Avec notre correspondant à Kaboul,Joël Bronner
À l’heure de prendre officiellement le pouvoir à Kaboul, le nouveau président Ashraf Ghani paraît déjà affaibli. Cet ancien ministre des Finances pâtit en effet de la crise électorale de plusieurs mois que vient de traverser le pays. Kate Clark est directrice d’Afghanistan Analysts Network, un réseau d’analystes basé à Kaboul. Pour elle, les accusations de fraude électorale, puis le recompte des voix et les laborieuses négociations qui ont suivi le second tour du 14 juin dernier, vont nettement compliquer la tâche d’Ashraf Ghani : « Tout ce processus a réduit les capacités d’action du nouveau président. Il accède au pouvoir bien plus fragilisé que s’il avait bénéficié d’une élection claire et transparente ».
Ashraf Ghani a pour principal soutien les Pachtounes du Sud, tandis qu'Abdullah Abdullah s'appuie sur les Tadjiks du nord du pays. Sous la pression de l'ONU et des États-Unis, les deux rivaux ont accepté de former un gouvernement d'union nationale et Ashraf Ghani a été déclaré vainqueur de l'élection présidentielle. Lors d'une cérémonie sous haute surveillance à Kaboul, il doit donc devenir président de l'Afghanistan et Abdullah Abdullah, chef de l'exécutif.
Un État gangréné par la corruption
Pour Kate Clark, la priorité de nouvel exécutif à deux têtes sera de lutter contre la corruption qui gangrène l’État. Une condition qu’elle estime essentielle pour que le pouvoir central de Kaboul retrouve une réelle crédibilité. « L’ensemble de l’administration est concerné par la corruption, explique-t-elle. Si l’élite de ce pays ne s’occupe pas sérieusement de mettre en place un État respectable, c’est une résurgence des talibans qui est à craindre ».

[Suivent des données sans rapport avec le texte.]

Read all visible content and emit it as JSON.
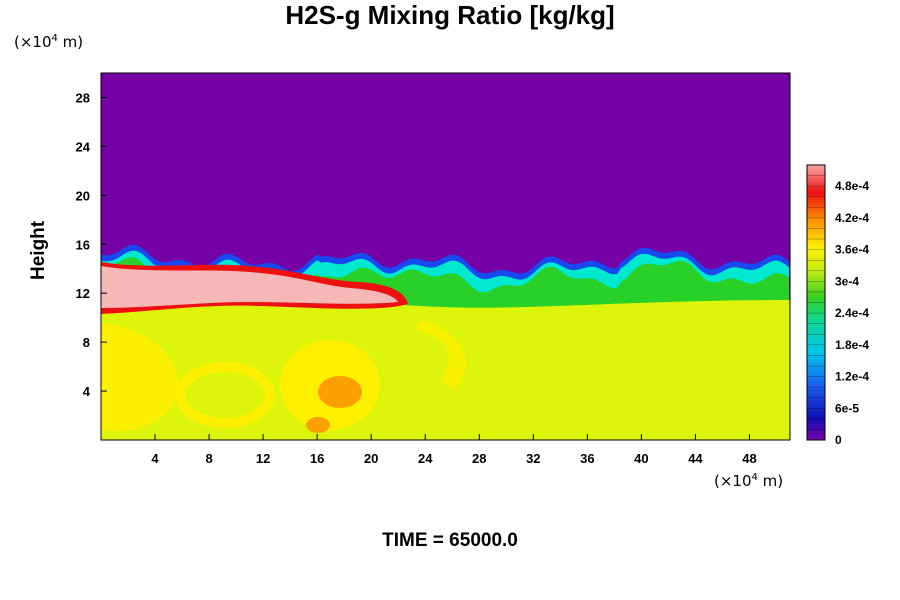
{
  "chart_data": {
    "type": "heatmap",
    "title": "H2S-g Mixing Ratio [kg/kg]",
    "ylabel": "Height",
    "x_unit": "(×10⁴ m)",
    "y_unit": "(×10⁴ m)",
    "x_ticks": [
      4,
      8,
      12,
      16,
      20,
      24,
      28,
      32,
      36,
      40,
      44,
      48
    ],
    "y_ticks": [
      4,
      8,
      12,
      16,
      20,
      24,
      28
    ],
    "xlim": [
      0,
      51
    ],
    "ylim": [
      0,
      30
    ],
    "colorbar_labels": [
      "0",
      "6e-5",
      "1.2e-4",
      "1.8e-4",
      "2.4e-4",
      "3e-4",
      "3.6e-4",
      "4.2e-4",
      "4.8e-4"
    ],
    "colorbar_values": [
      0,
      6e-05,
      0.00012,
      0.00018,
      0.00024,
      0.0003,
      0.00036,
      0.00042,
      0.00048
    ],
    "colorbar_range": [
      0,
      0.00052
    ],
    "colors": {
      "upper": "#7400a6",
      "lower": "#dcf50a",
      "max": "#f6b7b7",
      "high": "#ee1010",
      "yellow": "#fff000",
      "orange": "#fca000",
      "cyan": "#00e8d0",
      "green": "#28d028",
      "blue": "#1848f0"
    },
    "time_label": "TIME = 65000.0"
  }
}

Et c’est pour faire face à cette insurrection talibane que la première mesure du président Ghani devrait être de signer un accord avec Washington pour le maintien de quelque 12 000 soldats américains jusqu’en 2016, après le retrait total des troupes de l’OTAN d’ici la fin de l’année.
Un attentat suicide des talibans a d'ailleurs déjà endeuillé cette journée. Il a fait quatre morts, près de l'aéroport de Kaboul pourtant placé sous haute surveillance pour l'investiture d'Ashraf Ghani. Les talibans afghans, conviés à des pourparlers de paix par le nouveau président, ont aussitôt revendiqué cet attentat via leur porte-parole officiel, Zabiullah Mujahid.